One company listed on the above page that caught my eye is NetAssist LLC, formerly of Ukraine, but more recently re-incorporated in the jurisdiction of Gibraltar. (Why the company elected to up and change jurisdictions is not immediately obvious.) Whereas neither Universal IP Solution Corp. nor their apparent partners in crime, D2 International Investment Ukraine Ltd. have any web sites, and whereas they both thus have no apparent means of easily reselling/ offloading/fencing any or all of the IP space that the two of them together have stolen, it appears that D2's friend and peer, NetAssist LLC, is already well positioned to barter blocks of IPv4 space that may have unexpectedly gone walkabout.

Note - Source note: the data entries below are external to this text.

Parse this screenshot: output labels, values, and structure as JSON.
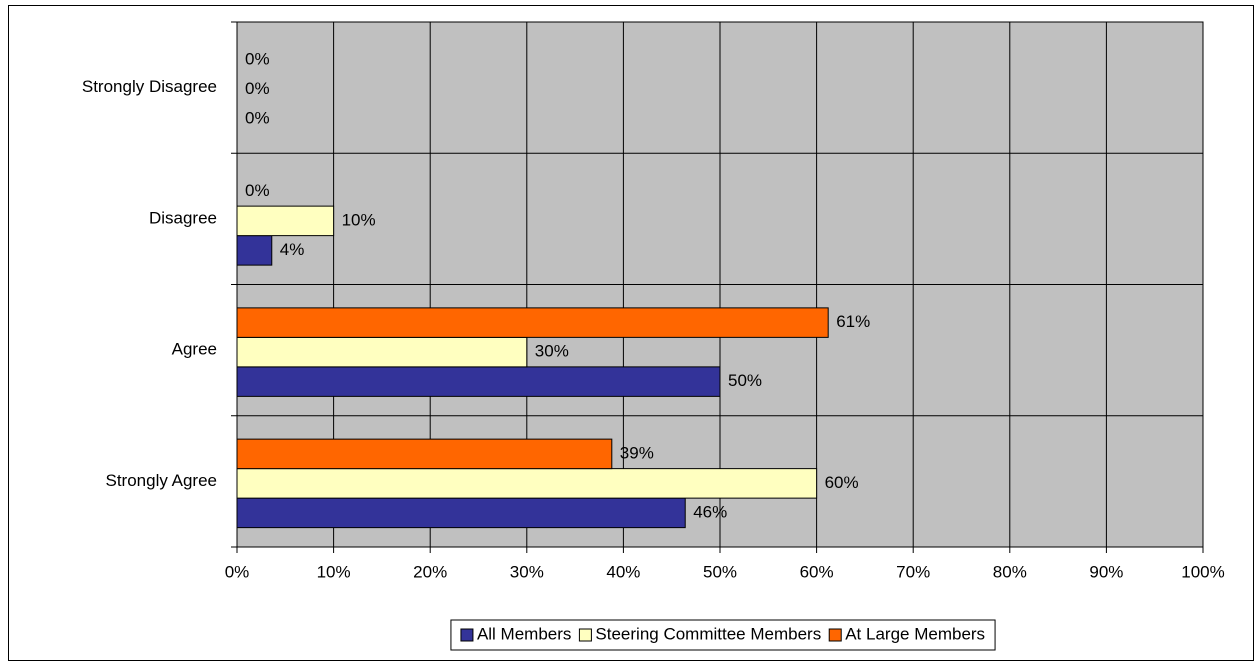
{
  "chart_data": {
    "type": "bar",
    "orientation": "horizontal",
    "categories": [
      "Strongly Disagree",
      "Disagree",
      "Agree",
      "Strongly Agree"
    ],
    "series": [
      {
        "name": "All Members",
        "color": "#333399",
        "values": [
          0,
          3.6,
          50,
          46.4
        ],
        "value_labels": [
          "0%",
          "4%",
          "50%",
          "46%"
        ]
      },
      {
        "name": "Steering Committee Members",
        "color": "#FFFFC0",
        "values": [
          0,
          10,
          30,
          60
        ],
        "value_labels": [
          "0%",
          "10%",
          "30%",
          "60%"
        ]
      },
      {
        "name": "At Large Members",
        "color": "#FF6600",
        "values": [
          0,
          0,
          61.2,
          38.8
        ],
        "value_labels": [
          "0%",
          "0%",
          "61%",
          "39%"
        ]
      }
    ],
    "xlim": [
      0,
      100
    ],
    "xticks": [
      {
        "value": 0,
        "label": "0%"
      },
      {
        "value": 10,
        "label": "10%"
      },
      {
        "value": 20,
        "label": "20%"
      },
      {
        "value": 30,
        "label": "30%"
      },
      {
        "value": 40,
        "label": "40%"
      },
      {
        "value": 50,
        "label": "50%"
      },
      {
        "value": 60,
        "label": "60%"
      },
      {
        "value": 70,
        "label": "70%"
      },
      {
        "value": 80,
        "label": "80%"
      },
      {
        "value": 90,
        "label": "90%"
      },
      {
        "value": 100,
        "label": "100%"
      }
    ],
    "grid": true,
    "legend": "bottom",
    "background": "#C0C0C0"
  }
}
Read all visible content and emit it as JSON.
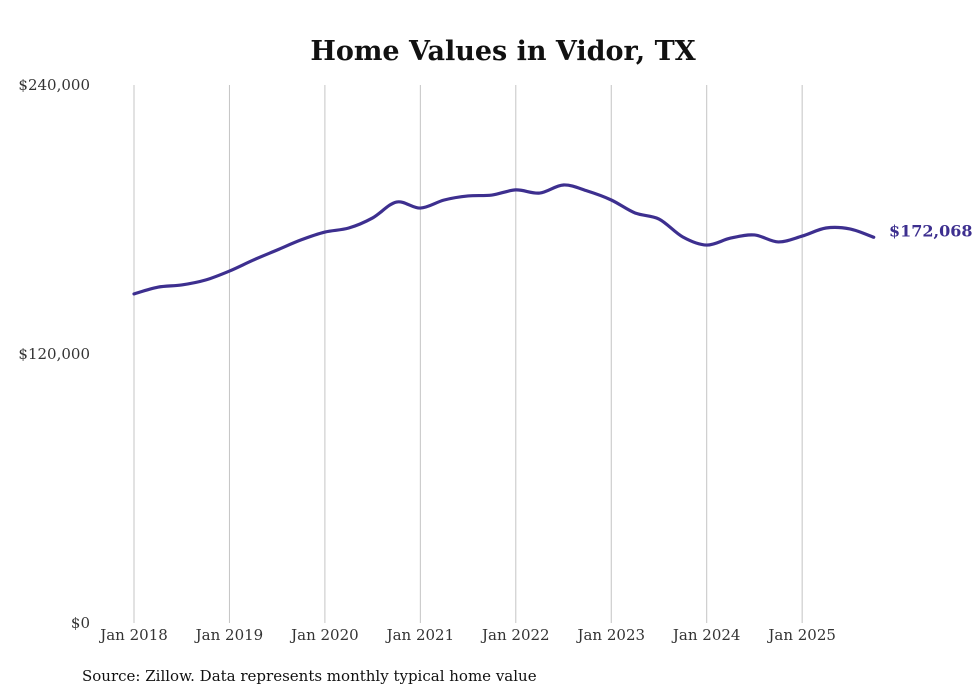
{
  "chart_data": {
    "type": "line",
    "title": "Home Values in Vidor, TX",
    "xlabel": "",
    "ylabel": "",
    "ylim": [
      0,
      240000
    ],
    "xlim": [
      2018,
      2025.75
    ],
    "y_ticks": [
      0,
      120000,
      240000
    ],
    "y_tick_labels": [
      "$0",
      "$120,000",
      "$240,000"
    ],
    "x_ticks": [
      2018,
      2019,
      2020,
      2021,
      2022,
      2023,
      2024,
      2025
    ],
    "x_tick_labels": [
      "Jan 2018",
      "Jan 2019",
      "Jan 2020",
      "Jan 2021",
      "Jan 2022",
      "Jan 2023",
      "Jan 2024",
      "Jan 2025"
    ],
    "grid": "vertical",
    "series": [
      {
        "name": "Typical home value",
        "color": "#3d2f8f",
        "x": [
          2018,
          2018.25,
          2018.5,
          2018.75,
          2019,
          2019.25,
          2019.5,
          2019.75,
          2020,
          2020.25,
          2020.5,
          2020.75,
          2021,
          2021.25,
          2021.5,
          2021.75,
          2022,
          2022.25,
          2022.5,
          2022.75,
          2023,
          2023.25,
          2023.5,
          2023.75,
          2024,
          2024.25,
          2024.5,
          2024.75,
          2025,
          2025.25,
          2025.5,
          2025.75
        ],
        "values": [
          146800,
          149800,
          150800,
          153000,
          157000,
          161900,
          166400,
          170900,
          174400,
          176200,
          180700,
          187800,
          185100,
          188700,
          190500,
          190900,
          193200,
          191800,
          195400,
          192700,
          188700,
          182900,
          180200,
          172200,
          168600,
          171700,
          173100,
          170000,
          172600,
          176200,
          175800,
          172068
        ]
      }
    ],
    "end_label": "$172,068"
  },
  "source": "Source: Zillow. Data represents monthly typical home value"
}
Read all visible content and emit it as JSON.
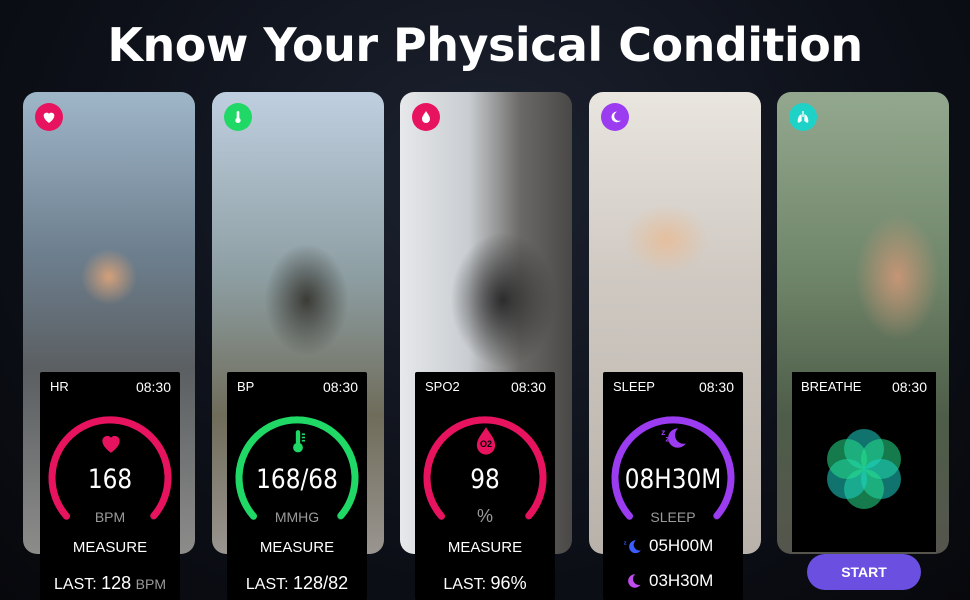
{
  "headline": "Know Your Physical Condition",
  "colors": {
    "hr": "#e8135f",
    "bp": "#1fd866",
    "spo2": "#e8135f",
    "sleep": "#9b3cf0",
    "breathe": "#1ed2c8",
    "start_button": "#6a4fe0"
  },
  "cards": [
    {
      "badge_icon": "heart-icon",
      "label": "HR",
      "time": "08:30",
      "value": "168",
      "unit": "BPM",
      "action": "MEASURE",
      "last_prefix": "LAST:",
      "last_value": "128",
      "last_unit": "BPM"
    },
    {
      "badge_icon": "thermometer-icon",
      "label": "BP",
      "time": "08:30",
      "value": "168/68",
      "unit": "MMHG",
      "action": "MEASURE",
      "last_prefix": "LAST:",
      "last_value": "128/82"
    },
    {
      "badge_icon": "oxygen-drop-icon",
      "label": "SPO2",
      "time": "08:30",
      "value": "98",
      "unit": "%",
      "icon_text": "O2",
      "action": "MEASURE",
      "last_prefix": "LAST:",
      "last_value": "96%"
    },
    {
      "badge_icon": "moon-zz-icon",
      "label": "SLEEP",
      "time": "08:30",
      "value": "08H30M",
      "unit": "SLEEP",
      "deep_sleep": "05H00M",
      "light_sleep": "03H30M"
    },
    {
      "badge_icon": "lungs-icon",
      "label": "BREATHE",
      "time": "08:30",
      "button": "START"
    }
  ]
}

This is not to say that they have done so. I have no direct evidence of that. I just personally find NetAssist's formal registration, with RIPE, as an "recognized" IP broker to be a possibly relevant detail, and one that may perhaps be exceptionally convenient, under the curcumstances. Plesse note that Bitcanal, using its full, formal, and legal name of Ebonyhorizon Telecomunicacoes Lda., is also still a member in good standing of not only RIPE, but also of RIPE's cadre of "Recognised IPv4 Transfer Brokers". (See link above.) To reiterate, I have posted all of this information here on the NANOG list, not as a call to action... I'll be trying myself to contact any and all relevant providers and encouraging them to take appropriate action... but rather just because I felt that people here on this list might want to at least be aware of all of these convoluted shenanigans and schemes. Certainly, I encourage everyone reading this to be extra vigilant, in future, and especially if you are approached in the near future by any Ukrainian (or Gibraltarian) networks requesting peering. Regards, rfg P.S. It is left as an exercise for the reader as to why these sorts of large scale hijacking schemes always seem to originate somewhere within the RIPE geographical region and never elsewhere.